Latest News

Cyber security in the hospitality industry

Bridget Holmstrom - Saturday, January 31, 2015

Securing guest data in the hospitality industry

A recent article in The Caterer magazine written by Ian France, chief underwriting officer at the XL Group, stressed the importance of protecting the personal information of guests.  The importance of looking after customer data and the risks that there are out there can be seen from the recent security lapses at Booking.com where customer data was stolen.  Check the details here.

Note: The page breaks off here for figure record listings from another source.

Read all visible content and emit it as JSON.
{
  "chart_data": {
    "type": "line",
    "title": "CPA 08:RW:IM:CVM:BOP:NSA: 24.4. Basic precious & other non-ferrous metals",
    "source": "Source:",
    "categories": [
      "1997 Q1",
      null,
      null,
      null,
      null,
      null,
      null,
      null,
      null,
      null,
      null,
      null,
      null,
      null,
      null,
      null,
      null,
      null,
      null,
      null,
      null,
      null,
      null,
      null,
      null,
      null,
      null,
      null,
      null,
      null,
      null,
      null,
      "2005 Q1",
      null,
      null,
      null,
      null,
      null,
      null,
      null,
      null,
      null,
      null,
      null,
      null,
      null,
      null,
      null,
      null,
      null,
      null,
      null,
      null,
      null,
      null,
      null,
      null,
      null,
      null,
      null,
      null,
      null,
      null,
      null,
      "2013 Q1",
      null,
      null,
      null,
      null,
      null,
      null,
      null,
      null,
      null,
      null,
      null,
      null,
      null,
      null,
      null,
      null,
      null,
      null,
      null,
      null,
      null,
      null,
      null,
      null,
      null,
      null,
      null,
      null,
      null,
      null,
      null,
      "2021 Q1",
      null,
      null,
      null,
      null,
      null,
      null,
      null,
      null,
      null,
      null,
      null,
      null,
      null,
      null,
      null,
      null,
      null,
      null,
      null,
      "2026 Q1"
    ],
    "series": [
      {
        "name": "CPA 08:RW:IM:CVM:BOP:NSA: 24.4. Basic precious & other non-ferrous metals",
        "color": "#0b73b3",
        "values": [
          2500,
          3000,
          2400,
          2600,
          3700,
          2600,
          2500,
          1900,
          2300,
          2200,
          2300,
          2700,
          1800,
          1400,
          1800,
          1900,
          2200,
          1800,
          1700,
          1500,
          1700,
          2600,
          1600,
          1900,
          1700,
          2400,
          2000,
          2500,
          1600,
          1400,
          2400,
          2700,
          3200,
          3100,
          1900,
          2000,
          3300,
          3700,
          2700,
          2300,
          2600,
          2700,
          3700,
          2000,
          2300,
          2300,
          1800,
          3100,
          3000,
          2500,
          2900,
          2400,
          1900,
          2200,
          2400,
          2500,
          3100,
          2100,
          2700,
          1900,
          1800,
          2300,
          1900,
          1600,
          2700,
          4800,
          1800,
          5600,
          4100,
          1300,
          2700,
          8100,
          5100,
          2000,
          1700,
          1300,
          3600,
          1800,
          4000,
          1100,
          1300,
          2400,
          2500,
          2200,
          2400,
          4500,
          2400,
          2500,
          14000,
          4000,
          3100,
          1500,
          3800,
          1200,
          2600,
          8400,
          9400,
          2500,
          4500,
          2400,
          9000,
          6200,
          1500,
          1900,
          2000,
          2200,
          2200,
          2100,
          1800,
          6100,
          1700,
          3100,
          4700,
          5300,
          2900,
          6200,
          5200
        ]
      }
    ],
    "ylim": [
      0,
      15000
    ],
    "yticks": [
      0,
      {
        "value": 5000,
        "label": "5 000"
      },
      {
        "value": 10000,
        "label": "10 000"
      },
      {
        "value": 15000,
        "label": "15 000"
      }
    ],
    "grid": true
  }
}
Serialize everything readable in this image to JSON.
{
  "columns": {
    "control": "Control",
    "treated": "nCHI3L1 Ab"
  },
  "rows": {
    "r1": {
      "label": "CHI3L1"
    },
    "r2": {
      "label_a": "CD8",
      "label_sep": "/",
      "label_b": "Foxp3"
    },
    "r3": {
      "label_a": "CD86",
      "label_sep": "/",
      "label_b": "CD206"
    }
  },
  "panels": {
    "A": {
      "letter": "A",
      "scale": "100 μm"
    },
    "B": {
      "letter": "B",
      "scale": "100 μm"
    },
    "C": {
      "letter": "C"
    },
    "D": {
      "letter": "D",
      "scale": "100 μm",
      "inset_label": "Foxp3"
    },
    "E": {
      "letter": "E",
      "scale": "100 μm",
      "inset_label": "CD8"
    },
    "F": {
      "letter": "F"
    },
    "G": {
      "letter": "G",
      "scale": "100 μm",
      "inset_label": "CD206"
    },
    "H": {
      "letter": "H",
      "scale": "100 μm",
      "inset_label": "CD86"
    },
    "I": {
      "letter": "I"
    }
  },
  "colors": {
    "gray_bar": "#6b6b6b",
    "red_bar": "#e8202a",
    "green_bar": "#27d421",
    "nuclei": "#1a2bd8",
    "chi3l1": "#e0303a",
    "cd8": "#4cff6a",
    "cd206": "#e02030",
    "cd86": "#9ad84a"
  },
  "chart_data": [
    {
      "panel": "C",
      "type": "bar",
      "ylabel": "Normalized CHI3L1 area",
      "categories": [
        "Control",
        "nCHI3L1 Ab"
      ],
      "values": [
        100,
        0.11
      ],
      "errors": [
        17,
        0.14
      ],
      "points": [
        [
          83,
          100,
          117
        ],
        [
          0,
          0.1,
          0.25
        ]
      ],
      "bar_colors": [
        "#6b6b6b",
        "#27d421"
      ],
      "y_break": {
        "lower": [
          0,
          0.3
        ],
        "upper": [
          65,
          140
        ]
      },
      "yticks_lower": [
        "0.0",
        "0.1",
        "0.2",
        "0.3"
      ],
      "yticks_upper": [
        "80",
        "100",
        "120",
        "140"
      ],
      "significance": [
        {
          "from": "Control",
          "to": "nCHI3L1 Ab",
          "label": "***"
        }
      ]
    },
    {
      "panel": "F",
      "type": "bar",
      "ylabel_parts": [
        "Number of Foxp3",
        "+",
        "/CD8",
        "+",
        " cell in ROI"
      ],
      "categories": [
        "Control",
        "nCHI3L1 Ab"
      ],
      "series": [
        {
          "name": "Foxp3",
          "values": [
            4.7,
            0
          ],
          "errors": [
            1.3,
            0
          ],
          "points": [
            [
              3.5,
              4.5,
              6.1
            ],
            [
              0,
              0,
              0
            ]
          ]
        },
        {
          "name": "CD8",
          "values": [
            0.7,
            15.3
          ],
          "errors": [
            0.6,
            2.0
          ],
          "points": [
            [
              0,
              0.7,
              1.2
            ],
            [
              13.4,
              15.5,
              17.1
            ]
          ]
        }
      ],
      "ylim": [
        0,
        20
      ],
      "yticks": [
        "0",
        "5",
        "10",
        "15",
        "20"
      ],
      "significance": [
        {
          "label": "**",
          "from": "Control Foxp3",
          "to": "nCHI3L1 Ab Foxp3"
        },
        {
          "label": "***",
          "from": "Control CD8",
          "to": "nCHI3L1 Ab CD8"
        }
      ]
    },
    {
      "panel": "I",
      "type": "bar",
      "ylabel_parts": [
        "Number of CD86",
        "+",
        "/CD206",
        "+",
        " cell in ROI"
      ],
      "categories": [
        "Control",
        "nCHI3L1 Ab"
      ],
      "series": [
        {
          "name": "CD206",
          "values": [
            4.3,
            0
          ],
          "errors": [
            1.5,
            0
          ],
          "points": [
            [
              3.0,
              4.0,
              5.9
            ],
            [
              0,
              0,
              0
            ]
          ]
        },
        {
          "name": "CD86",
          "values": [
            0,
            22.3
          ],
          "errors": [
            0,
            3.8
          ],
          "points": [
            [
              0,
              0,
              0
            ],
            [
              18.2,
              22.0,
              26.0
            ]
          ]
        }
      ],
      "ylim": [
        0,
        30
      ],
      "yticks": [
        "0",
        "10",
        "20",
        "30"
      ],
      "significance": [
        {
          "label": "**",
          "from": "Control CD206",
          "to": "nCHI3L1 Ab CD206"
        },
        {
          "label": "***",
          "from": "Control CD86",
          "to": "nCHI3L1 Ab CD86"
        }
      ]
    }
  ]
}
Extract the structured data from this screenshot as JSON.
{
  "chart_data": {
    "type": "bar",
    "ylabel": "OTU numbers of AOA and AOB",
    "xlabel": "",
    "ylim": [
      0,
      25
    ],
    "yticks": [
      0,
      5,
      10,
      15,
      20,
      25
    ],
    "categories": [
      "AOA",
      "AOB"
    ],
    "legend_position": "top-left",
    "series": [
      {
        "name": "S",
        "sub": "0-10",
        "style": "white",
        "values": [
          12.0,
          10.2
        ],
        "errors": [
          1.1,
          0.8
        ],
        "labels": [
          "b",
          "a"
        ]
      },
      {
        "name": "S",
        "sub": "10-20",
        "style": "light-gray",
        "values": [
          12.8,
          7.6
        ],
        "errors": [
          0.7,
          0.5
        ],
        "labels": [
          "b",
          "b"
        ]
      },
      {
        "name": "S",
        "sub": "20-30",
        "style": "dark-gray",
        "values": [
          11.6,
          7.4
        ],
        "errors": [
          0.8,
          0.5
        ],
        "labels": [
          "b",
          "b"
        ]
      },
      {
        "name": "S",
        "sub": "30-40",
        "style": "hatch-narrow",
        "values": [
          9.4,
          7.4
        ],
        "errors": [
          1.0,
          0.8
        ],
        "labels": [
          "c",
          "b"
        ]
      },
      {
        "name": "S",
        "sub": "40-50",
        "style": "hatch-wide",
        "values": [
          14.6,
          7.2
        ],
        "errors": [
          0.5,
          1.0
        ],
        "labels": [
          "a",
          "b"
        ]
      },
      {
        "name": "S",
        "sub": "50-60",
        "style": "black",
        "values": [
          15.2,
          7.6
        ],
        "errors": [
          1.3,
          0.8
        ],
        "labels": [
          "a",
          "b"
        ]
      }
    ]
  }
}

https://www.thecaterer.com/articles/354596/personal-data-stolen-from-booking-com-customers


As hotels allow people to make their hotel reservations online through desktops, laptops and increasingly tablets and mobile phones, the more data the hotels can collect about their customers.  This data includes personal and credit card information.  The consequence of obtaining and holding this mass of information is the need for hotel owners and managers to be vigilant and alert to the changing and increasing threats to online security.  As the writer points out the route to this data can be through any device that is on the same network as the data.  This can include laptops and even fax machines.  All of these should be secure.

It is recommended that hotel managers take a cyclical approach to address the risk of cyber attack.  This means that the risks are regularly checked, how the legalities are changing, what changes and improvements there are in data protection methods and, of course, what new attacks are occurring. 

The threat to reputation through the loss of customer data should be a major concern to hotel owners.  It is likely that customers become increasingly sensitive to the online threat and hotels that abuse their trust will be punished.

Some of the ways given by Ian France to fight cyber crime are sensible and logical.

  • Make sure staff are aware of the risks of cyber attack and of the plans and procedures in place to protect the customer data
  • Make sure that cyber attacks are including in business continuity and planning
  • Regularly review and update the current policies and procedures to make sure they remain current and equal to the changing digital environment
  • Make sure that all areas of risk management are aligned and address IT risk management and physical risk management.
  • Properly assess the risk by testing the security in place and carrying out IT security audits.